The Content Organization Problem
Computer engineering students at the Islamic University of Gaza face a scattered landscape of learning materials. Resources are spread across YouTube channels, university portals, personal blogs, and outdated PDFs with no unified structure connecting them. A student trying to learn data structures might find a great video series, but have no way to know what prerequisite knowledge they're missing or what to study next.
The core challenge was not a lack of content - it was the absence of a navigable structure. Thousands of resources existed, but without a taxonomy that mapped them to both academic requirements and industry skill trees, students spent more time searching for materials than actually learning from them.
We needed to design a content architecture that could organize these resources into clear, prerequisite-aware pathways without becoming rigid or outdated as university curricula evolve and new technologies emerge in the industry.
Designing the Dual-Axis Taxonomy
We settled on a two-axis classification system where every resource is tagged along both an academic course axis and a practical skill domain axis. This means a single tutorial on REST API design can appear in both the 'Web Development' pathway and the 'Software Engineering 2' course track, without content duplication.

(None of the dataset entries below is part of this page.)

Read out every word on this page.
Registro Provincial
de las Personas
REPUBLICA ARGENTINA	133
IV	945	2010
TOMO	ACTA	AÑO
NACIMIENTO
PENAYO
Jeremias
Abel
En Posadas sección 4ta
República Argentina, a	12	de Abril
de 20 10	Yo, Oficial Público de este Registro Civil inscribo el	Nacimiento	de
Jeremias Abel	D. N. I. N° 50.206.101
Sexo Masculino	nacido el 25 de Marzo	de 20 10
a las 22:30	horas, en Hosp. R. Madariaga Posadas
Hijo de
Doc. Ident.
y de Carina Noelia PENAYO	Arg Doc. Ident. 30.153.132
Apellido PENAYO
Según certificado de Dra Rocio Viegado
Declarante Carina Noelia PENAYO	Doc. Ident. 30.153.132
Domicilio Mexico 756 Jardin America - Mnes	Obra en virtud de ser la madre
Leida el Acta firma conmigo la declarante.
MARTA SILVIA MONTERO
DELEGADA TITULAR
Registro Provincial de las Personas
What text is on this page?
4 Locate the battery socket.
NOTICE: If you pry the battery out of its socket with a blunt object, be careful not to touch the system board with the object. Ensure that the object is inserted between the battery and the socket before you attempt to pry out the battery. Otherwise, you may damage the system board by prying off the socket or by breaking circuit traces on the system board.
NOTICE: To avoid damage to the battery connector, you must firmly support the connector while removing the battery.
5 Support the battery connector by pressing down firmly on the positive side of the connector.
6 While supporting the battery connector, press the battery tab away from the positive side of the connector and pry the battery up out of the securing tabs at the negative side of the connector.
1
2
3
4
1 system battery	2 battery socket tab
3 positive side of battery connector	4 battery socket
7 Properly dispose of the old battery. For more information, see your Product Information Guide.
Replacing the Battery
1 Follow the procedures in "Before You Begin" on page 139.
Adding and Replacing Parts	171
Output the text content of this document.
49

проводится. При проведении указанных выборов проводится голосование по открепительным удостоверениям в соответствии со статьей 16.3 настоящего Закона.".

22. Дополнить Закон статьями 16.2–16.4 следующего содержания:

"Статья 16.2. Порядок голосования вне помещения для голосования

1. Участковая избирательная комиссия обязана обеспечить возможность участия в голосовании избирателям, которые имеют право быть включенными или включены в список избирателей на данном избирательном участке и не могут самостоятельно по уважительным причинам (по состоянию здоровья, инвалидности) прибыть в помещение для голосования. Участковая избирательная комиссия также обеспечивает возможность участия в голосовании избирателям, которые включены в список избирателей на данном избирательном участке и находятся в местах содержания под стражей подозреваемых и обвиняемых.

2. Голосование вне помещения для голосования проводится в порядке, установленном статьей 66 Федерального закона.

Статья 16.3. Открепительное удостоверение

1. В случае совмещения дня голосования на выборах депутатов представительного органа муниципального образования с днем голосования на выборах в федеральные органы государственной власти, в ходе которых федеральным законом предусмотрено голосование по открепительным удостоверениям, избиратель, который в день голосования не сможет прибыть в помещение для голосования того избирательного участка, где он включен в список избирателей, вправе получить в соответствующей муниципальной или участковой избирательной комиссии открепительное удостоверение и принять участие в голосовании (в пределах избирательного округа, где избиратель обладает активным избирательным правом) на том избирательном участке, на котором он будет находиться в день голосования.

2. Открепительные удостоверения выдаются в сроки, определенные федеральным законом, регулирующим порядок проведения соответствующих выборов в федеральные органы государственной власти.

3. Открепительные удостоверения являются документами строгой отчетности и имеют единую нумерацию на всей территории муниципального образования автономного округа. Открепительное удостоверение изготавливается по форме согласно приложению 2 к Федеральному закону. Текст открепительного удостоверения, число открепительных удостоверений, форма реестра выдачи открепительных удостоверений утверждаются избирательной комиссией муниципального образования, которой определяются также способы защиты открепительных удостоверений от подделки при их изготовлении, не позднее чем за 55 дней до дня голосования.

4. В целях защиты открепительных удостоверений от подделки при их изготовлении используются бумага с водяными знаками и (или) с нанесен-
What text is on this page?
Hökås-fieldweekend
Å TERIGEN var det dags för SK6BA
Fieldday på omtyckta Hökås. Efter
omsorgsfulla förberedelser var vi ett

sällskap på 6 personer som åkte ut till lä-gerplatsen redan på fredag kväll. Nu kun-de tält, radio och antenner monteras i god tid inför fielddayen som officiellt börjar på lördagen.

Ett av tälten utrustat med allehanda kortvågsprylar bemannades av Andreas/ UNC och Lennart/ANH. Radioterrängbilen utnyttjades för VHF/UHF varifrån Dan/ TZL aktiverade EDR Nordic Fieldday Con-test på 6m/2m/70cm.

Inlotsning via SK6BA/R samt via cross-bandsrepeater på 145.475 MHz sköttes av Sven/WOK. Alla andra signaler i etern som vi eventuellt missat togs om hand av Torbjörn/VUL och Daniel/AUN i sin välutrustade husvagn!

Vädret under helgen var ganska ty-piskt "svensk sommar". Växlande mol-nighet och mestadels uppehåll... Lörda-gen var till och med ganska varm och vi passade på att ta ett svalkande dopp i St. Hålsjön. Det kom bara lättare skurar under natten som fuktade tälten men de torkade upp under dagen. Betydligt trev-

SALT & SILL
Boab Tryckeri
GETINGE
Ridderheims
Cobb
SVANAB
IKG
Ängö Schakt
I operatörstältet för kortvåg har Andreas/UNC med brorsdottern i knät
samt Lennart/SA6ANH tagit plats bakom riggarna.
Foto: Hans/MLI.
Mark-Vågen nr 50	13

The prerequisite graph was the key technical decision. Rather than a flat list of resources per topic, we built a dependency graph that automatically suggests learning order. If a student jumps into a backend development pathway, the system surfaces the networking and database fundamentals they need first - mapped directly from the university's own course dependency chain.
- Dual-axis tagging: academic course mapping and industry skill-tree alignment.
- MDX-based content format for flexible, version-controlled resource pages.
- Prerequisite graph that automatically suggests learning order based on dependencies.